Een al te gemakkelijk uitgevaardigd spreekverbod
COLUMN - De rechtbank in Den Haag heeft onlangs het besluit van ministers Van Weel (VVD) en Faber (PVV) om drie islamitische predikers te weren, teruggedraaid. De predikers waren uitgenodigd om te komen spreken op de Ramadan Expo in Utrecht. De rechtbank vond geen bewijs voor de vrees van de ministers dat de openbare orde in gevaar zou komen vanwege haatzaaierij en het goedpraten van geweld. Tot ergernis van de beide bewindslieden, die nog steeds van mening zijn dat de retoriek van deze sprekers bijdraagt ‘aan haat en vijandigheid’.
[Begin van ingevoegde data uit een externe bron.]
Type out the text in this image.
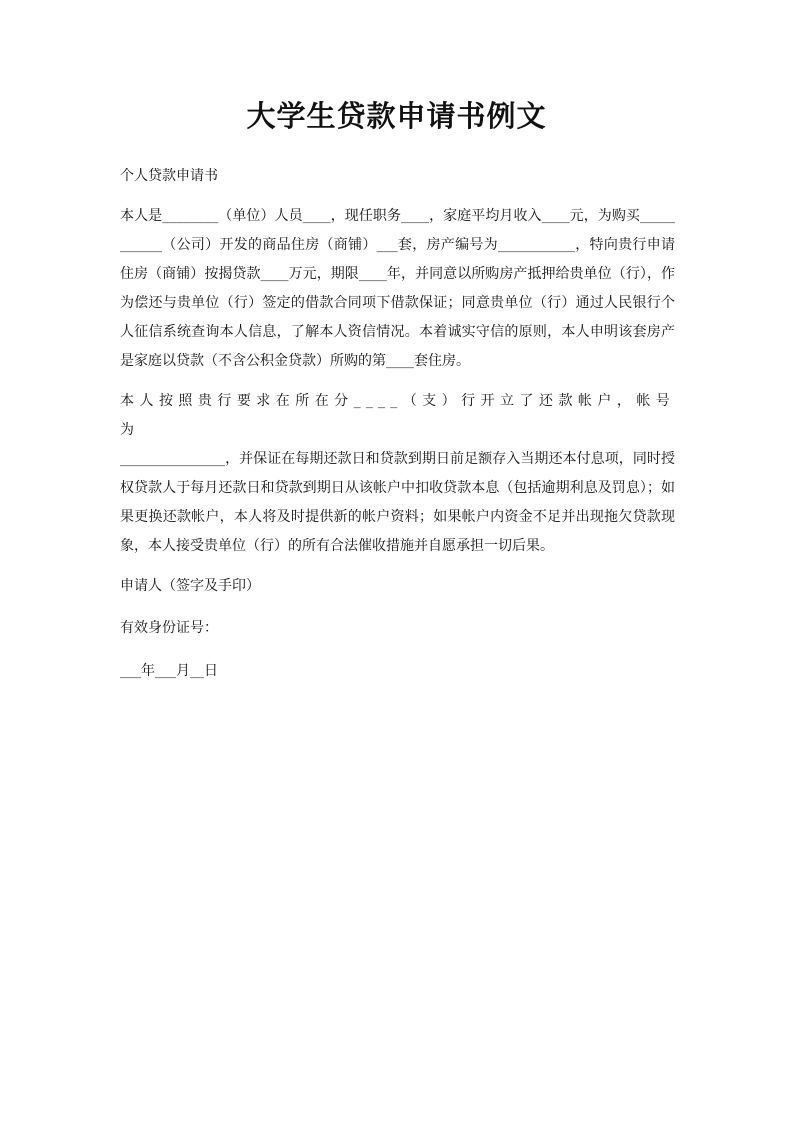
大学生贷款申请书例文

个人贷款申请书

本人是________（单位）人员____，现任职务____，家庭平均月收入____元，为购买___________（公司）开发的商品住房（商铺）___套，房产编号为___________，特向贵行申请住房（商铺）按揭贷款____万元，期限____年，并同意以所购房产抵押给贵单位（行），作为偿还与贵单位（行）签定的借款合同项下借款保证；同意贵单位（行）通过人民银行个人征信系统查询本人信息，了解本人资信情况。本着诚实守信的原则，本人申明该套房产是家庭以贷款（不含公积金贷款）所购的第____套住房。

本人按照贵行要求在所在分____（支）行开立了还款帐户，帐号为
_______________，并保证在每期还款日和贷款到期日前足额存入当期还本付息项，同时授权贷款人于每月还款日和贷款到期日从该帐户中扣收贷款本息（包括逾期利息及罚息）；如果更换还款帐户，本人将及时提供新的帐户资料；如果帐户内资金不足并出现拖欠贷款现象，本人接受贵单位（行）的所有合法催收措施并自愿承担一切后果。

申请人（签字及手印）

有效身份证号：

___年___月__日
Het is niet de eerste keer dat de regering een poging doet om door haar ongewenste sprekers bij voorbaat het woord te ontnemen. Vorig jaar belette VVD leider Yeşilgöz, toen nog demissionair minister van Justitie, een Australische prediker eenzelfde bijeenkomst van orthodoxe islamieten toe te spreken. Hij besloot zelf van de komst naar Utrecht af te zien. Van Weel, de opvolger van Yeşilgöz, ontzegde vorig jaar oktober Mohammed Khatib van de omstreden pro-Palestijnse organisatie Samidoun de toegang tot ons land voor een lezing op de Radbouduniversiteit. Khatib kwam ook niet en gaf zijn lezing per video.
Nu heeft een van de organisatoren van de lezingen de rechtbank ingeschakeld. De rechter is tot de conclusie gekomen dat de ministers met hun verwijzing naar een rapport van de NCTV onvoldoende grond hebben om de beoogde sprekers vooraf de toegang tot het land te ontzeggen. ‘De enkele stelling dat verzoeker uitlatingen heeft gedaan die kunnen bijdragen aan een klimaat van haat, vijandigheid en geweldsverheerlijking is daartoe in ieder geval onvoldoende specifiek van aard, zeker gelet op de door NCTV geschetste context waarin de uitlatingen van verzoeker veelal zijn gedaan.’ Wat de rechter duidelijk maakt is dat voor een verbod om te spreken meer nodig is dan een vermoeden dat iemand iets gaat zeggen dat velen verwerpelijk achten en dat tot grote maatschappelijke verontwaardiging kan leiden.